30 000 tonnes de produits par an
S’appuyant désormais sur 26 ateliers de marée couvrant l’ensemble des criées françaises de Boulogne-sur-Mer à Saint-Jean de Luz, mais aussi l'Ecosse avec sa filiale Angelbond, Océalliance assure 35% de ses activités vers l’export, à travers une vingtaine de pays. « Nous traitons 45 000 tonnes de matière brute et réalisons environ 30 000 tonnes de produits finis chaque année », explique Guénolé Merveilleux, président du groupe.
A Lorient qui abrite son siège social, Océalliance dispose d’un outil dédié au filetage (julienne, eglefin, lotte et merlu) à travers l’enseigne Sogelmer (7 M€ de CA et 20 salariés) ainsi que des locaux dédiés aux fonctions support qui emploient une vingtaine de personnes.
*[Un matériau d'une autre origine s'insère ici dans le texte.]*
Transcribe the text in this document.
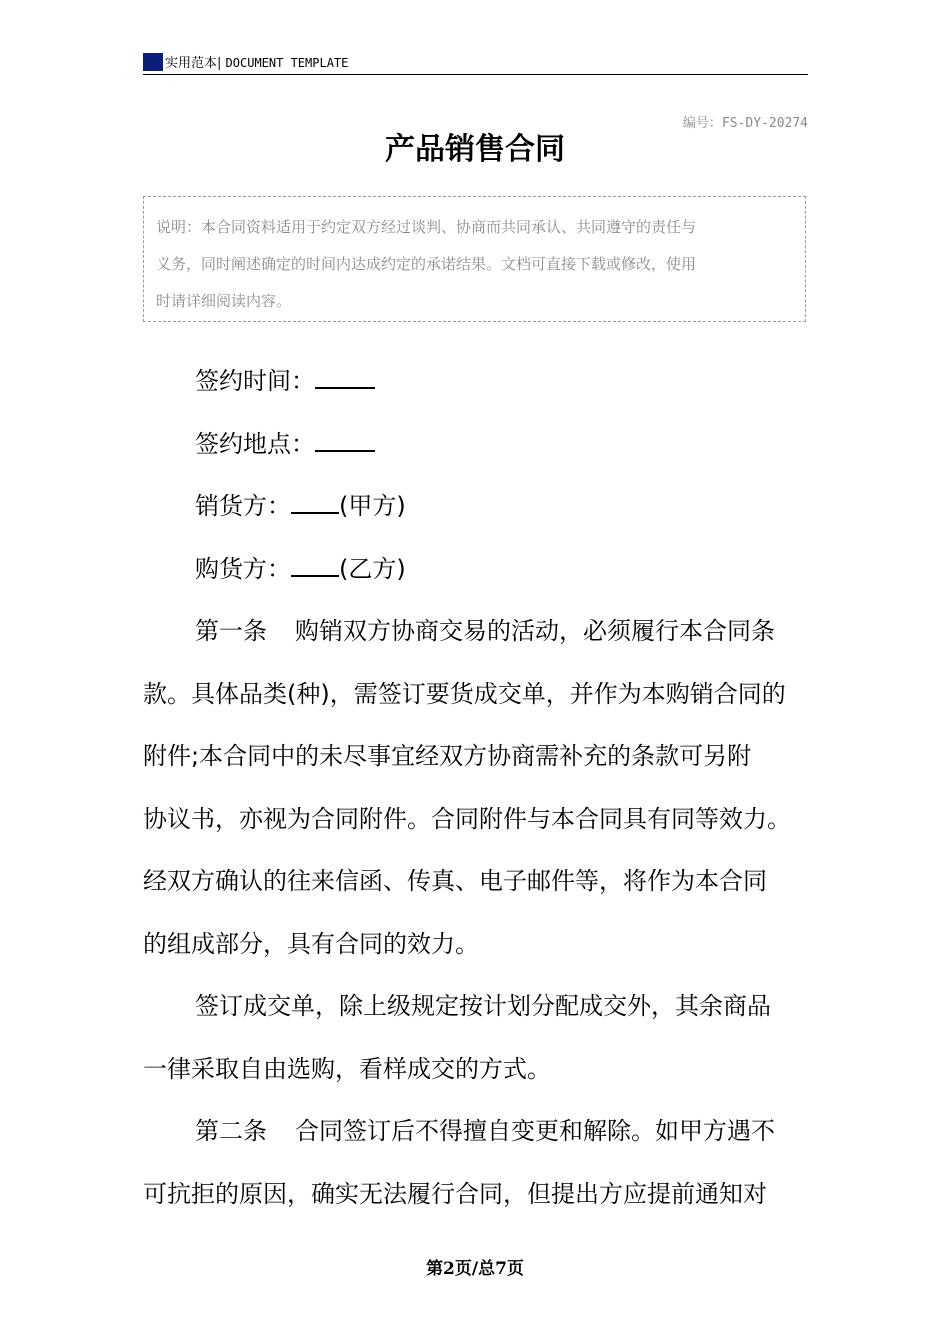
实用范本| DOCUMENT TEMPLATE
编号：FS-DY-20274
产品销售合同

说明：本合同资料适用于约定双方经过谈判、协商而共同承认、共同遵守的责任与

义务，同时阐述确定的时间内达成约定的承诺结果。文档可直接下载或修改，使用

时请详细阅读内容。

签约时间：

签约地点：

销货方： (甲方)

购货方： (乙方)

第一条 购销双方协商交易的活动，必须履行本合同条

款。具体品类(种)，需签订要货成交单，并作为本购销合同的

附件;本合同中的未尽事宜经双方协商需补充的条款可另附

协议书，亦视为合同附件。合同附件与本合同具有同等效力。

经双方确认的往来信函、传真、电子邮件等，将作为本合同

的组成部分，具有合同的效力。

签订成交单，除上级规定按计划分配成交外，其余商品

一律采取自由选购，看样成交的方式。

第二条 合同签订后不得擅自变更和解除。如甲方遇不

可抗拒的原因，确实无法履行合同，但提出方应提前通知对

第2页/总7页
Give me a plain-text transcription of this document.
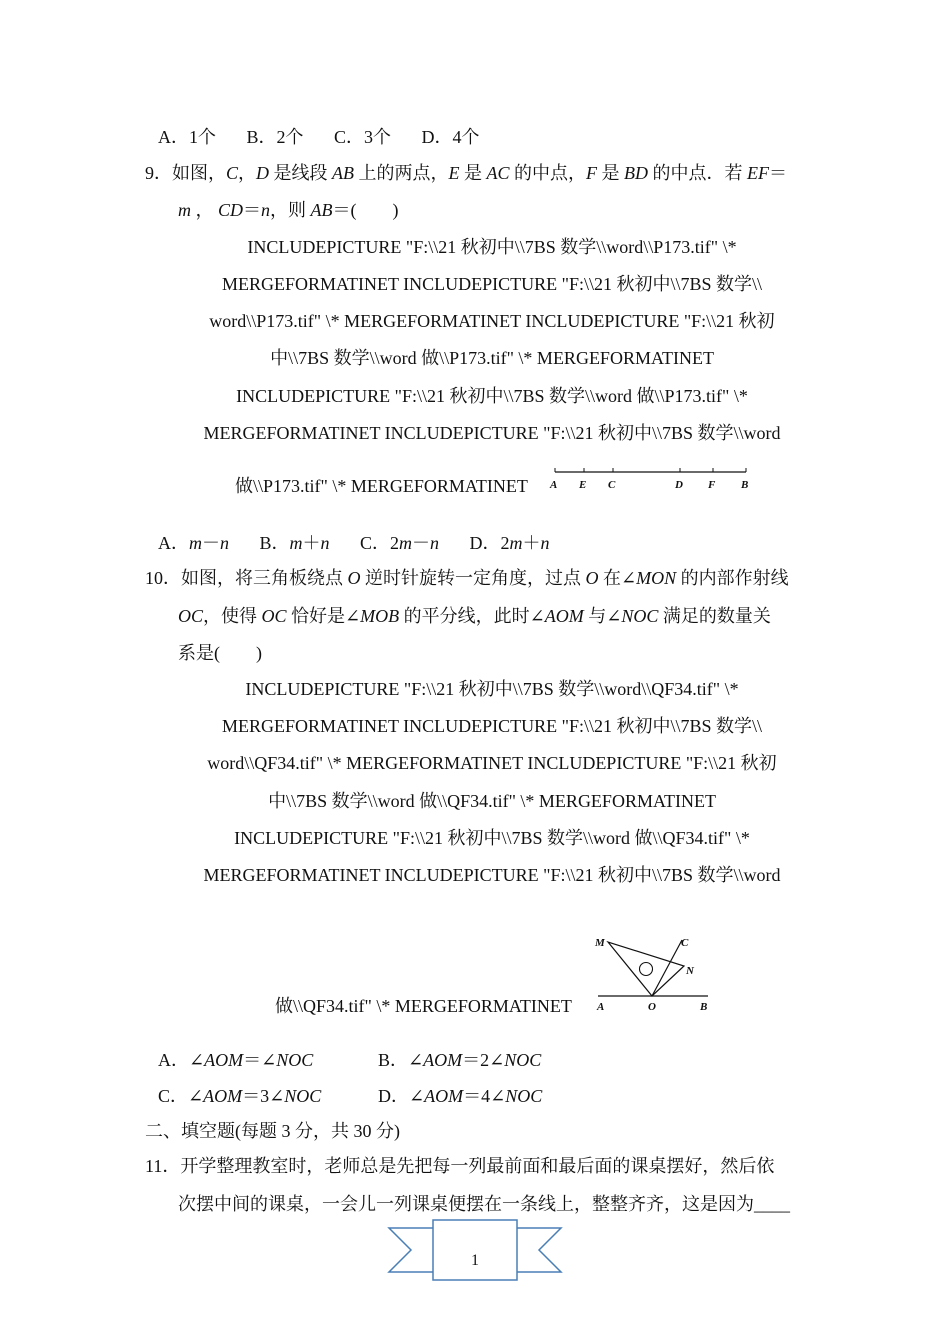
A．1个 B．2个 C．3个 D．4个
9．如图，C，D 是线段 AB 上的两点，E 是 AC 的中点，F 是 BD 的中点．若 EF＝
m ， CD＝n，则 AB＝(　　)
INCLUDEPICTURE "F:\\21 秋初中\\7BS 数学\\word\\P173.tif" \*
MERGEFORMATINET INCLUDEPICTURE "F:\\21 秋初中\\7BS 数学\\
word\\P173.tif" \* MERGEFORMATINET INCLUDEPICTURE "F:\\21 秋初
中\\7BS 数学\\word 做\\P173.tif" \* MERGEFORMATINET
INCLUDEPICTURE "F:\\21 秋初中\\7BS 数学\\word 做\\P173.tif" \*
MERGEFORMATINET INCLUDEPICTURE "F:\\21 秋初中\\7BS 数学\\word
做\\P173.tif" \* MERGEFORMATINET A E C	D F B
A．m－n B．m＋n C．2m－n D．2m＋n
10．如图，将三角板绕点 O 逆时针旋转一定角度，过点 O 在∠MON 的内部作射线
OC，使得 OC 恰好是∠MOB 的平分线，此时∠AOM 与∠NOC 满足的数量关
系是(　　)
INCLUDEPICTURE "F:\\21 秋初中\\7BS 数学\\word\\QF34.tif" \*
MERGEFORMATINET INCLUDEPICTURE "F:\\21 秋初中\\7BS 数学\\
word\\QF34.tif" \* MERGEFORMATINET INCLUDEPICTURE "F:\\21 秋初
中\\7BS 数学\\word 做\\QF34.tif" \* MERGEFORMATINET
INCLUDEPICTURE "F:\\21 秋初中\\7BS 数学\\word 做\\QF34.tif" \*
MERGEFORMATINET INCLUDEPICTURE "F:\\21 秋初中\\7BS 数学\\word
做\\QF34.tif" \* MERGEFORMATINET
M	C
N
A	O	B
A．∠AOM＝∠NOC	B．∠AOM＝2∠NOC
C．∠AOM＝3∠NOC	D．∠AOM＝4∠NOC
二、填空题(每题 3 分，共 30 分)
11．开学整理教室时，老师总是先把每一列最前面和最后面的课桌摆好，然后依
次摆中间的课桌，一会儿一列课桌便摆在一条线上，整整齐齐，这是因为____
1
Des investissements en Bretagne
Ensemble né en 2015 de la fusion des sociétés Furic et Mariteam, puis rattaché en 2022 au groupe Prosol (Grand frais), Océalliance poursuit une importante phase de croissance externe, tout en investissant dans ses sites de production, particulièrement en Bretagne : environ 1 million d'euros sont programmés pour établir un outil de cuisson et de conditionnement dans les Viviers de Porsguen, à Plouescat (Finistère), et 500 000 euros pour moderniser le circuit froid chez Pêcheries Océanes, à Miniac-Morvan (Ille-et-Vilaine).
Le mareyeur avait déjà mobilisé 2 millions d'euros afin de rénover les capacités de transformation de Furic Solutions à Saint-Guénolé (Finistère) avant de les étendre l’an dernier sur 1 000 m2 pour un montant de 1,5 million d'euros.